いつものようにフレドリックの隣に腰をおろすミーナ。
「ミーナ」
ミーナがお茶を一口飲んだら、フレドリックに名前を呼ばれた。いつも以上に鉄面皮。
「はい」
名前を呼ばれたミーナは条件反射で返事をする。
「だったら、私と結婚するか?」
「え、え、えええ? あ、あちっ」
思わずミーナは手にしていたお茶をこぼしてしまった。
「お前は何をやっている」
「いやいやいやいや。今、オリンさまが変なことをおっしゃったからですよ」
ミーナは立ち上がると、ふきんを持ってきてこぼしたところ拭き始める。そうしてもう一度、お茶を淹れなおしてフレドリックの隣へと座る。
「まったく。寝言は寝てから言ってください」
ふん、とミーナは頬を膨らませながらお茶を飲んだ。

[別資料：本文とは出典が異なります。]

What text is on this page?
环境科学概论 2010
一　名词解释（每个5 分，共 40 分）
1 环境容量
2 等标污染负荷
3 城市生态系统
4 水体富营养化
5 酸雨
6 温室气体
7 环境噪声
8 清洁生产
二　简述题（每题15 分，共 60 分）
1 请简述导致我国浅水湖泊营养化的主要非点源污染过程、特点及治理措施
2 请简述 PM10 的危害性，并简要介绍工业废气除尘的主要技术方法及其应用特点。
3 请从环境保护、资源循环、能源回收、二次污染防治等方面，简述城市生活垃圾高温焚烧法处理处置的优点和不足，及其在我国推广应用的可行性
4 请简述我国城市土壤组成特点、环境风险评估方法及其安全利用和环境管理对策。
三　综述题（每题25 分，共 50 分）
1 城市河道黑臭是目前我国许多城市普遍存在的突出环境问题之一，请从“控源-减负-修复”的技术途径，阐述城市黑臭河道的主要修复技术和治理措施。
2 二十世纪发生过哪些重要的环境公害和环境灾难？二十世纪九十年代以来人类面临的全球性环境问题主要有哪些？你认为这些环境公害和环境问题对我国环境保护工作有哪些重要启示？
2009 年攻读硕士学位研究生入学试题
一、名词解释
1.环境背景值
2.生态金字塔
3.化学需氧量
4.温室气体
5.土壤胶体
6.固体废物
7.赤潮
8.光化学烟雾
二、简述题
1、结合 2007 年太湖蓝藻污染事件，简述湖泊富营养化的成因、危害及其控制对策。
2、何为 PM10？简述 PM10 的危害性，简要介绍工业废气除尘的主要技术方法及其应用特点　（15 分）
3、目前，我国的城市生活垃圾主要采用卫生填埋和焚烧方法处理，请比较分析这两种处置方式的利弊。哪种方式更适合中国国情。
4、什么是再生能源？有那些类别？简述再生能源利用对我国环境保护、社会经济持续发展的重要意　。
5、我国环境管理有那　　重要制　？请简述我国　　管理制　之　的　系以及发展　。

そしてお茶菓子を口の中へ放り込む。
「いや、真面目な話なんだが?」
「何がですか?」
「結婚の話」
「だから。急にどうしたんですか? また、熱でも上がってきたんですか?」
ミーナは驚いて、右手をフレドリックの額に当てた。「普通、ですね」
その右手をフレドリックの左手が捕まえた。目の前にフレドリックの端正な顔。気づくと唇はフレドリックのそれに覆われていた。

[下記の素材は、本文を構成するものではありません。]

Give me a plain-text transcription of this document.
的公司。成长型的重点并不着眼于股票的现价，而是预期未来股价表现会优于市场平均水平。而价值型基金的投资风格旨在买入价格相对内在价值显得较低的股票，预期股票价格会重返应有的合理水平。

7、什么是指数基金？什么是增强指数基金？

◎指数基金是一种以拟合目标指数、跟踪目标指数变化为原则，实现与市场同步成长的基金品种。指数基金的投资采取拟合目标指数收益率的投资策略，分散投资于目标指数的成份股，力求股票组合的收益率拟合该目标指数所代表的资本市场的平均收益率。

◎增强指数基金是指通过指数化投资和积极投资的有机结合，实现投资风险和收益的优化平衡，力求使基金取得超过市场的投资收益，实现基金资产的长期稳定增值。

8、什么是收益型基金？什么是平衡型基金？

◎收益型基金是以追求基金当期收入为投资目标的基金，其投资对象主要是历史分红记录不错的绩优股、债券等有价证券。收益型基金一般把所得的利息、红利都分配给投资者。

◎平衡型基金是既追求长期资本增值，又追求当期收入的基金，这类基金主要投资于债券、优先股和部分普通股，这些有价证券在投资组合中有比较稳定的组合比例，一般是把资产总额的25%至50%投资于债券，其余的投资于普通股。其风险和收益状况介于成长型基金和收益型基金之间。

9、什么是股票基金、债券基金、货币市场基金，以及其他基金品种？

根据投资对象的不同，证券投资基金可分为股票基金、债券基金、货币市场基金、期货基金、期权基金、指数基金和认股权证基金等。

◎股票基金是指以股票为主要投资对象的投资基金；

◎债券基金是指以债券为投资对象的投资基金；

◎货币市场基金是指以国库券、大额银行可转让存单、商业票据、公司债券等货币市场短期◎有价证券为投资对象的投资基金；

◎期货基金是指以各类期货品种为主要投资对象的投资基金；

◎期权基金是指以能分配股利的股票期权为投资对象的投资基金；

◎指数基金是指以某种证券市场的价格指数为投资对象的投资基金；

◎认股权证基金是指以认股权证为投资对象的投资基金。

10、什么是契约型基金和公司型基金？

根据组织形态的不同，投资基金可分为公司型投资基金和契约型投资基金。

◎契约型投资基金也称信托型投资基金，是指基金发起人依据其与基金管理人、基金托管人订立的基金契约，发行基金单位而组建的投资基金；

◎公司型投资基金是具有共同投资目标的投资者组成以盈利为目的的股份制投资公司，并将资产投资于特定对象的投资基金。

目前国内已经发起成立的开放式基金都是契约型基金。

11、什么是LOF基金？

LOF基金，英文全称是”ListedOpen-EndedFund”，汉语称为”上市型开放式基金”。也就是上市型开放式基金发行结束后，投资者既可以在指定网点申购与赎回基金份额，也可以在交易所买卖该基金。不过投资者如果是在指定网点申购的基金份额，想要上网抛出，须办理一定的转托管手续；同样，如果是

それはほんの一瞬だけのような感じもしたし、ものすごく長い時間だったような気もする。
「何をなさってるんですか」
「悪くはなかっただろう?」
そう言われると悪くはなかったかもしれない。
「お前は甘いな」
「今、お菓子を食べましたからね」
「怒っているのか?」
「少しだけ」
そう、悪くはなかったけれど、ちょっとだけ怒りたいのだ。
「私が真面目な話をしているのに、お前がはぐらかすのが悪い」
「真面目な話?」
ミーナは聞き返した。
「ああ」
「真面目な話って、結婚の話ですか?」
「先ほどからそう言っているだろ?」
「いやいやいやいやいや、無い、有り得ないですよね?」
ミーナは自分を落ち着かせるために、お茶を一口飲んだ。落ち着け、自分。
「オリンさまと私では、身分が天と地ほど違います。言うならば、天国と地獄です。むしろ、天使と悪魔くらい。この場合、身分的にオリンさまは天使かもしれませんが、気持ち的には天使は私です」
「相変わらず、お前の言っていることは面白いな。それで、それが何か問題でも?」
「問題だらけです」
本音を言えば、フレドリックから結婚したいと言われたことも、今のような行為も嬉しかったのかもしれない。
だけど、そう素直に喜べない問題、それが身分差。
「オリンさまは爵位をお持ちだったと記憶しております。私は孤児です。有り得ないですよね?」
「そうか?」
「そうです」
「そうか」
そんな風に呟いたフレドリックは少し寂しそうにも見える。だから、思わずミーナも言ってしまった。
「本音を言えば、ちょっと嬉しかったのですが」
その言葉をしっかりと聞いているフレドリック。
「つまり、お前は私と結婚してもいい、と?」
「え、と。まあ。そう、ですね。相手がオリンさまというのも悪くはないかもしれないですね。いや、でも、だからっていきなり結婚は無いです。もう少し、順番というものがあるじゃないですか」
「順番とは?」
フレドリックが身を乗り出してきた。
「うーん、そうですね。まずは、お付き合いから?」
「お付き合い? なんだ、それは」
「うーんと、一緒にご飯食べたり、一緒にお出かけしたり、とか?」
「ご飯ならいつも一緒に食べているだろ」
「それもそうですね」
「その理論からいけば、私とお前は付き合っている、ということでいいのか?」
「えっと」
そうですね、と言いそうになってミーナはその言葉を飲み込んだ。なんか、流され始めているぞ。